Design and construction
- Designations: Grade II* listed

Renovating team
- Other designers: Kit Martin

= Maristow House =

Country house in Devon, England

Maristow House in the parish of Bickleigh (formerly Tamerton Foliot), Devon, England, is a large country house set in landscaped parkland, on the River Tavy to the north of Plymouth. It was built in about 1560, rebuilt in the mid-18th century and further remodelled in the early 20th century. Between 1798 and 1938 it was the residence of the Lopes family, Barons Roborough. The house was ruined by fire after World War II, but was restored and converted into apartments in the late 1990s by Kit Martin. It is a grade II* listed building, having been so designated on 29 March 1960.

==History==
The Heywood family built an imposing Georgian mansion here in the 1760s. In 1798, after the death of James Modyford Heywood, the house and estate were bought by the Jamaican-born Manasseh Masseh Lopes, the son of a rich plantation owner, whose family later gained the title of Baron Roborough. The house was extended and altered in 1907. The Lopes remained seated at Maristow until 1938, after which the house served a variety of purposes: a servicemen's hospital during World War II; a retirement home for clergy; a residential school, and a field-study centre. Above the house rises the spire of St Martin's chapel, built in 1871 as a successor to an earlier 14th century chapel. Following two disastrous fires, the house has now been restored and converted into twelve private homes.

==The house==
The house has an E-shaped plan and consists of two storeys and an attic. It is built of rubble stone which has been rendered, and the dressings are stone. The mansard roof is slated and has a modillion cornice and a balustraded parapet. The wings project forwards from the west front, the three-storey porch being in the centre of the facade. It has large Ionic pilasters and a segmental pediment. The arms of Lopes and an iron balcony top the round-arched doorway. The west front has bays arranged in a 2:3:1:3:2 format, whereas the south front has a 2:3:2 arrangement.

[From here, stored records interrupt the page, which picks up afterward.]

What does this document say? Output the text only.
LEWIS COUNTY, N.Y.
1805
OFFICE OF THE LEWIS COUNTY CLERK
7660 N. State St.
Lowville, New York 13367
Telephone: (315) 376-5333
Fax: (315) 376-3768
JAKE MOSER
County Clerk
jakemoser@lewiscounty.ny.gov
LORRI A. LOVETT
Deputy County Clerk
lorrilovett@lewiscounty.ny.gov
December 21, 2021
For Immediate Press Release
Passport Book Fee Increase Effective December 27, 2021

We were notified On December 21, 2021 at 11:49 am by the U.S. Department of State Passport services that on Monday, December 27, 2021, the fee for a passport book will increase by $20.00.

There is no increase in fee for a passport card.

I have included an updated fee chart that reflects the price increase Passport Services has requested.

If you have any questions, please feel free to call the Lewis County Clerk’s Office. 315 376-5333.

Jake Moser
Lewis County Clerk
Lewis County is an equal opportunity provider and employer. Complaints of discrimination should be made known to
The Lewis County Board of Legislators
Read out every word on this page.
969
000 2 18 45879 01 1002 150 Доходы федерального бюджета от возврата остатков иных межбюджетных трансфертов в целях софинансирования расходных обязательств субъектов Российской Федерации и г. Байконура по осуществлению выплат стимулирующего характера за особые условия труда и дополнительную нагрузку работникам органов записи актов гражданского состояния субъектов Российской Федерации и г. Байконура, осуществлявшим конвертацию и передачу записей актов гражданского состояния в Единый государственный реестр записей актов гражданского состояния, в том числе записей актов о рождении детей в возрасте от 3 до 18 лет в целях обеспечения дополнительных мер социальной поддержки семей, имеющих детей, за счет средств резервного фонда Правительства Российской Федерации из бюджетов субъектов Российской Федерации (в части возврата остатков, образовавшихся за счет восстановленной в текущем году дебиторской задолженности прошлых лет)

The interior was partly gutted by fire in the 20th century, but the 18th century staircase survived as did some of the plasterwork and some 18th century moulded door architraves. The ground floor room in the north-eastern corner of the house has 18th century moulded panelling, a moulded plaster ceiling, overdoors with segmental open pediments, a fireplace with eared architraves, and an overmantel carved with wooden festoons.